Most asteroids are irregularly shaped, and this one is no different. In fact, Nereus is an elongated rock that appears as a lumpy potato flying across the cosmos on its orbit around the sun, which takes roughly 661 days – or 1.8 times that of Earth. Nereus is named after the Greek sea god who was the son of Gaia, believed to be the personification of the Earth, and was discovered in 1982 at the Palomar Observatory, where the elongated rock emerged.

Typically, the speed at which asteroids move depends on their distance to the Sun, and the closer they are, the greater the speed. This icy rock, however, is considered a slower-moving asteroid, traveling at a mere 14,700 mph as it streaks across the heavens, compared to other Earth-passing boulders that travel at more than 55,000 mph.

To put this into perspective. It took an Apollo astronaut roughly three days to travel to the moon, but a typical asteroid can make the journey in just four hours.

Nereus’s slower orbit and close proximity to Earth makes it the perfect candidate for asteroid missions, as well as the fact that by some reports, the mineral-rich space rock is home to an estimated $5 billion in precious metals, including nickel, iron and cobalt, as reported by EarthSky.

Emerging from space rubble 

Asteroids were formed 4.6 billion years ago from leftover remnants from the early formation of the solar system.

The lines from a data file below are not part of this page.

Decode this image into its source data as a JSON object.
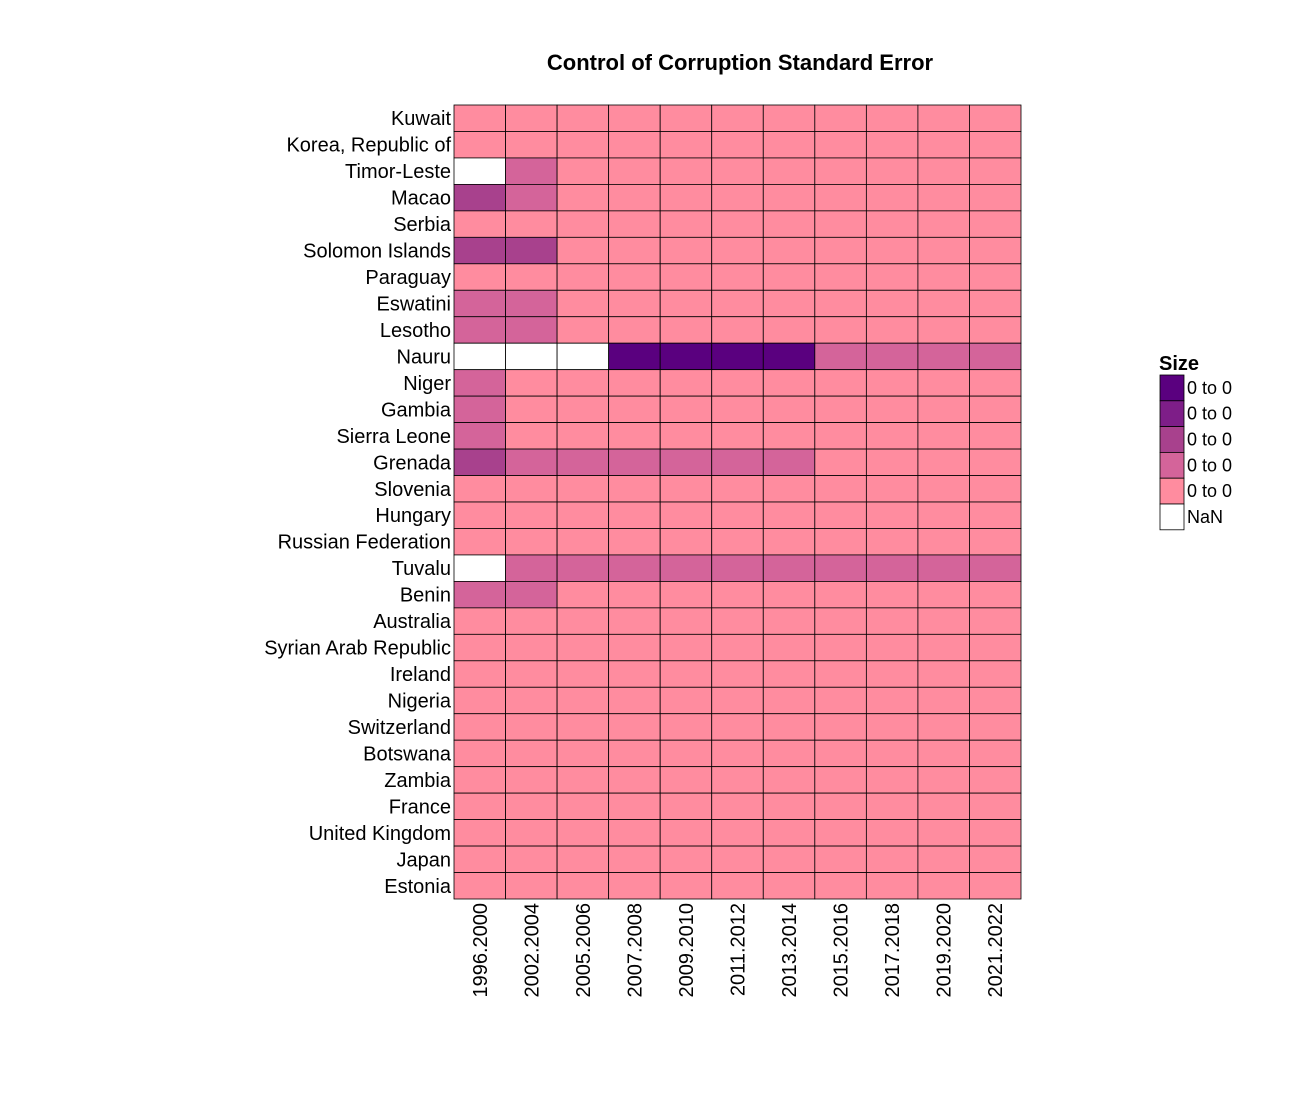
{
  "chart_data": {
    "type": "heatmap",
    "title": "Control of Corruption Standard Error",
    "x": [
      "1996.2000",
      "2002.2004",
      "2005.2006",
      "2007.2008",
      "2009.2010",
      "2011.2012",
      "2013.2014",
      "2015.2016",
      "2017.2018",
      "2019.2020",
      "2021.2022"
    ],
    "y": [
      "Kuwait",
      "Korea, Republic of",
      "Timor-Leste",
      "Macao",
      "Serbia",
      "Solomon Islands",
      "Paraguay",
      "Eswatini",
      "Lesotho",
      "Nauru",
      "Niger",
      "Gambia",
      "Sierra Leone",
      "Grenada",
      "Slovenia",
      "Hungary",
      "Russian Federation",
      "Tuvalu",
      "Benin",
      "Australia",
      "Syrian Arab Republic",
      "Ireland",
      "Nigeria",
      "Switzerland",
      "Botswana",
      "Zambia",
      "France",
      "United Kingdom",
      "Japan",
      "Estonia"
    ],
    "bins": [
      {
        "label": "0 to 0",
        "color": "#5a007f"
      },
      {
        "label": "0 to 0",
        "color": "#7e1e88"
      },
      {
        "label": "0 to 0",
        "color": "#a8418d"
      },
      {
        "label": "0 to 0",
        "color": "#d4649a"
      },
      {
        "label": "0 to 0",
        "color": "#ff8c9f"
      },
      {
        "label": "NaN",
        "color": "#ffffff"
      }
    ],
    "values": [
      [
        4,
        4,
        4,
        4,
        4,
        4,
        4,
        4,
        4,
        4,
        4
      ],
      [
        4,
        4,
        4,
        4,
        4,
        4,
        4,
        4,
        4,
        4,
        4
      ],
      [
        5,
        3,
        4,
        4,
        4,
        4,
        4,
        4,
        4,
        4,
        4
      ],
      [
        2,
        3,
        4,
        4,
        4,
        4,
        4,
        4,
        4,
        4,
        4
      ],
      [
        4,
        4,
        4,
        4,
        4,
        4,
        4,
        4,
        4,
        4,
        4
      ],
      [
        2,
        2,
        4,
        4,
        4,
        4,
        4,
        4,
        4,
        4,
        4
      ],
      [
        4,
        4,
        4,
        4,
        4,
        4,
        4,
        4,
        4,
        4,
        4
      ],
      [
        3,
        3,
        4,
        4,
        4,
        4,
        4,
        4,
        4,
        4,
        4
      ],
      [
        3,
        3,
        4,
        4,
        4,
        4,
        4,
        4,
        4,
        4,
        4
      ],
      [
        5,
        5,
        5,
        0,
        0,
        0,
        0,
        3,
        3,
        3,
        3
      ],
      [
        3,
        4,
        4,
        4,
        4,
        4,
        4,
        4,
        4,
        4,
        4
      ],
      [
        3,
        4,
        4,
        4,
        4,
        4,
        4,
        4,
        4,
        4,
        4
      ],
      [
        3,
        4,
        4,
        4,
        4,
        4,
        4,
        4,
        4,
        4,
        4
      ],
      [
        2,
        3,
        3,
        3,
        3,
        3,
        3,
        4,
        4,
        4,
        4
      ],
      [
        4,
        4,
        4,
        4,
        4,
        4,
        4,
        4,
        4,
        4,
        4
      ],
      [
        4,
        4,
        4,
        4,
        4,
        4,
        4,
        4,
        4,
        4,
        4
      ],
      [
        4,
        4,
        4,
        4,
        4,
        4,
        4,
        4,
        4,
        4,
        4
      ],
      [
        5,
        3,
        3,
        3,
        3,
        3,
        3,
        3,
        3,
        3,
        3
      ],
      [
        3,
        3,
        4,
        4,
        4,
        4,
        4,
        4,
        4,
        4,
        4
      ],
      [
        4,
        4,
        4,
        4,
        4,
        4,
        4,
        4,
        4,
        4,
        4
      ],
      [
        4,
        4,
        4,
        4,
        4,
        4,
        4,
        4,
        4,
        4,
        4
      ],
      [
        4,
        4,
        4,
        4,
        4,
        4,
        4,
        4,
        4,
        4,
        4
      ],
      [
        4,
        4,
        4,
        4,
        4,
        4,
        4,
        4,
        4,
        4,
        4
      ],
      [
        4,
        4,
        4,
        4,
        4,
        4,
        4,
        4,
        4,
        4,
        4
      ],
      [
        4,
        4,
        4,
        4,
        4,
        4,
        4,
        4,
        4,
        4,
        4
      ],
      [
        4,
        4,
        4,
        4,
        4,
        4,
        4,
        4,
        4,
        4,
        4
      ],
      [
        4,
        4,
        4,
        4,
        4,
        4,
        4,
        4,
        4,
        4,
        4
      ],
      [
        4,
        4,
        4,
        4,
        4,
        4,
        4,
        4,
        4,
        4,
        4
      ],
      [
        4,
        4,
        4,
        4,
        4,
        4,
        4,
        4,
        4,
        4,
        4
      ],
      [
        4,
        4,
        4,
        4,
        4,
        4,
        4,
        4,
        4,
        4,
        4
      ]
    ],
    "legend": {
      "title": "Size",
      "placement": "right"
    }
  }
}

Since the formation of Jupiter prevented any planets from forming between Mars and Jupiter, it created a gap in between the two planets, and that void is known as the asteroid belt, which is where space rubble collides. And the fragments from those collisions form asteroids.

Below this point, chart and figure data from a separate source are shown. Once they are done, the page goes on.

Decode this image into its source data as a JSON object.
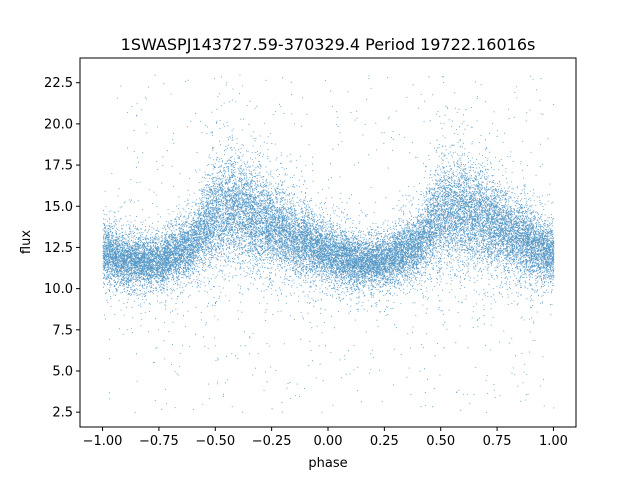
{
  "chart_data": {
    "type": "scatter",
    "title": "1SWASPJ143727.59-370329.4 Period 19722.16016s",
    "xlabel": "phase",
    "ylabel": "flux",
    "xlim": [
      -1.1,
      1.1
    ],
    "ylim": [
      1.6,
      24
    ],
    "xticks": [
      -1.0,
      -0.75,
      -0.5,
      -0.25,
      0.0,
      0.25,
      0.5,
      0.75,
      1.0
    ],
    "xtick_labels": [
      "−1.00",
      "−0.75",
      "−0.50",
      "−0.25",
      "0.00",
      "0.25",
      "0.50",
      "0.75",
      "1.00"
    ],
    "yticks": [
      2.5,
      5.0,
      7.5,
      10.0,
      12.5,
      15.0,
      17.5,
      20.0,
      22.5
    ],
    "ytick_labels": [
      "2.5",
      "5.0",
      "7.5",
      "10.0",
      "12.5",
      "15.0",
      "17.5",
      "20.0",
      "22.5"
    ],
    "grid": false,
    "point_color": "#1f77b4",
    "phase_range": [
      -1.0,
      1.0
    ],
    "flux_profile": [
      {
        "phase": 0.0,
        "low": 10.2,
        "high": 14.2
      },
      {
        "phase": 0.1,
        "low": 9.8,
        "high": 13.6
      },
      {
        "phase": 0.25,
        "low": 9.8,
        "high": 13.4
      },
      {
        "phase": 0.4,
        "low": 10.5,
        "high": 15.0
      },
      {
        "phase": 0.5,
        "low": 11.0,
        "high": 18.3
      },
      {
        "phase": 0.6,
        "low": 11.0,
        "high": 18.6
      },
      {
        "phase": 0.75,
        "low": 10.8,
        "high": 16.8
      },
      {
        "phase": 0.9,
        "low": 10.3,
        "high": 15.2
      },
      {
        "phase": 1.0,
        "low": 10.2,
        "high": 14.2
      }
    ]
  }
}
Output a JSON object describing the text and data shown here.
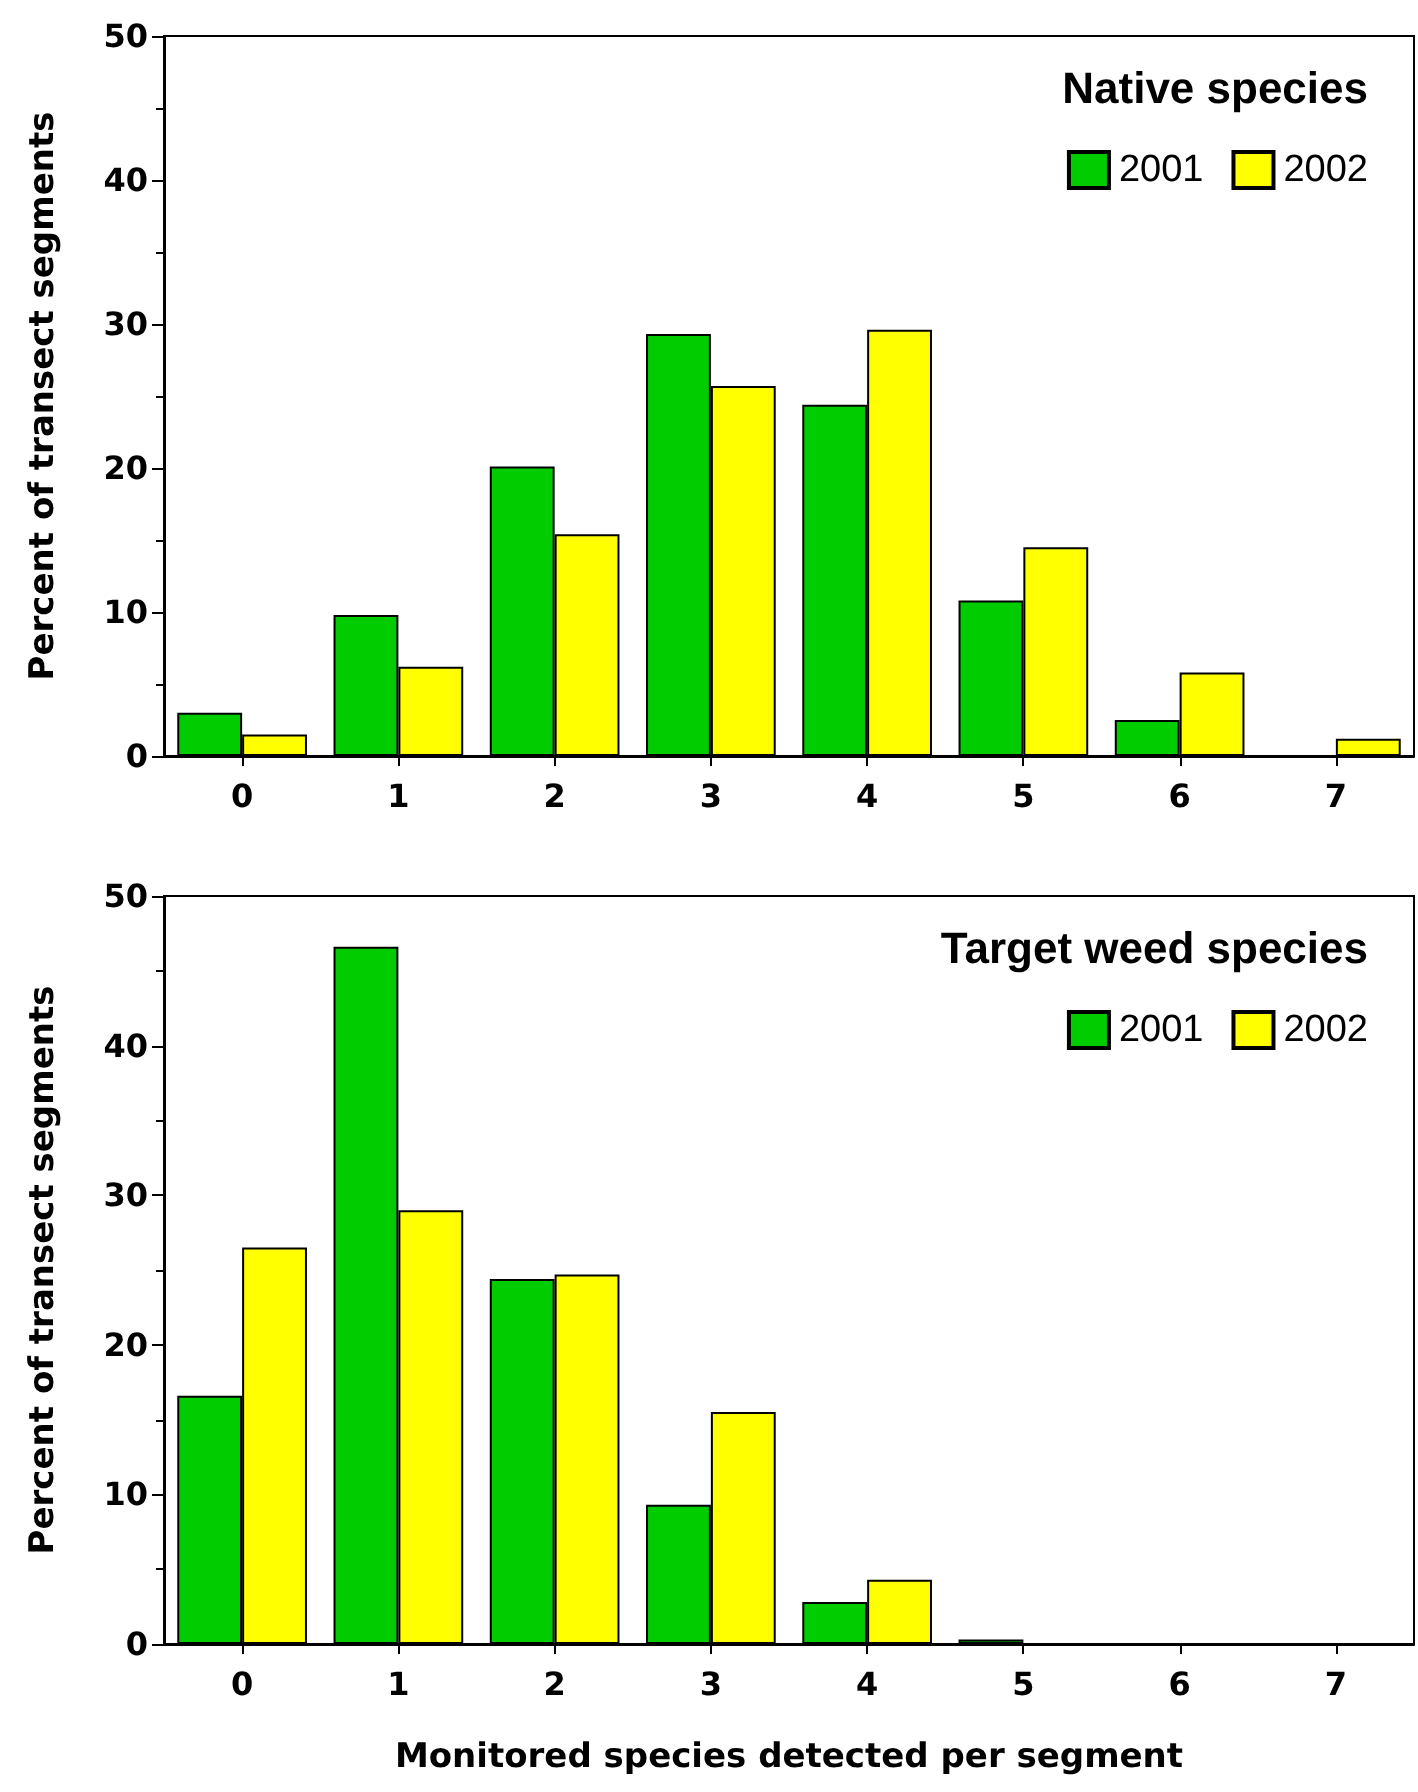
{
  "chart_data": [
    {
      "type": "bar",
      "legend_title": "Native species",
      "ylabel": "Percent of transect segments",
      "categories": [
        "0",
        "1",
        "2",
        "3",
        "4",
        "5",
        "6",
        "7"
      ],
      "series": [
        {
          "name": "2001",
          "color": "#00cc00",
          "values": [
            3.0,
            9.8,
            20.1,
            29.3,
            24.4,
            10.8,
            2.5,
            0
          ]
        },
        {
          "name": "2002",
          "color": "#ffff00",
          "values": [
            1.5,
            6.2,
            15.4,
            25.7,
            29.6,
            14.5,
            5.8,
            1.2
          ]
        }
      ],
      "ylim": [
        0,
        50
      ],
      "yticks": [
        0,
        10,
        20,
        30,
        40,
        50
      ],
      "legend": "top right"
    },
    {
      "type": "bar",
      "legend_title": "Target weed species",
      "ylabel": "Percent of transect segments",
      "xlabel": "Monitored species detected per segment",
      "categories": [
        "0",
        "1",
        "2",
        "3",
        "4",
        "5",
        "6",
        "7"
      ],
      "series": [
        {
          "name": "2001",
          "color": "#00cc00",
          "values": [
            16.6,
            46.6,
            24.4,
            9.3,
            2.8,
            0.3,
            0,
            0
          ]
        },
        {
          "name": "2002",
          "color": "#ffff00",
          "values": [
            26.5,
            29.0,
            24.7,
            15.5,
            4.3,
            0,
            0,
            0
          ]
        }
      ],
      "ylim": [
        0,
        50
      ],
      "yticks": [
        0,
        10,
        20,
        30,
        40,
        50
      ],
      "legend": "top right"
    }
  ]
}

DART spacecraft near International Space Station, June 2017 | Photo courtesy of NASA, St. George News

According to NASA, asteroids range in size from Vesta – the largest space rock that is 329 miles in diameter – to bodies that are less than 33 feet across. The total mass of all the asteroids combined is still less than that of Earth’s Moon. To date, more than 1.1 million of these space rocks have been identified by scientists.

As asteroids revolve around the Sun in elliptical orbits, they also rotate and tumble. More than 150 of these tumbling ice rocks are known to have a small companion moon, or even two, and a few even travel in pairs, known as binary asteroids that orbit each other as they continue along on their journey across the cosmos.

Change, of course, can spell disaster

An asteroid’s orbit can change, or it can be knocked off course by Jupiter’s massive gravity or an occasional close encounter with Mars or other objects. Once they are knocked out of the main asteroid belt, they can be hurled into space in any direction and even disrupt the orbits of other planets, as has happened numerous times with rogue asteroids slamming into Earth, or crossing into the orbit of the other planets.

For this reason, scientists are continuously monitoring these asteroids whose paths intersect Earth’s orbit, or any near-Earth asteroid that comes too close for comfort, and while no known asteroid larger than 460 feet in size has a significant chance to hit Earth for the next 100 years or so, only about 40% of those asteroids have been found as of October.

To that end, NASA recently launched a spacecraft as part of its Double Asteroid Redirection Test mission, or DART, in order to redirect an asteroid by ramming it off its reported hazardous path.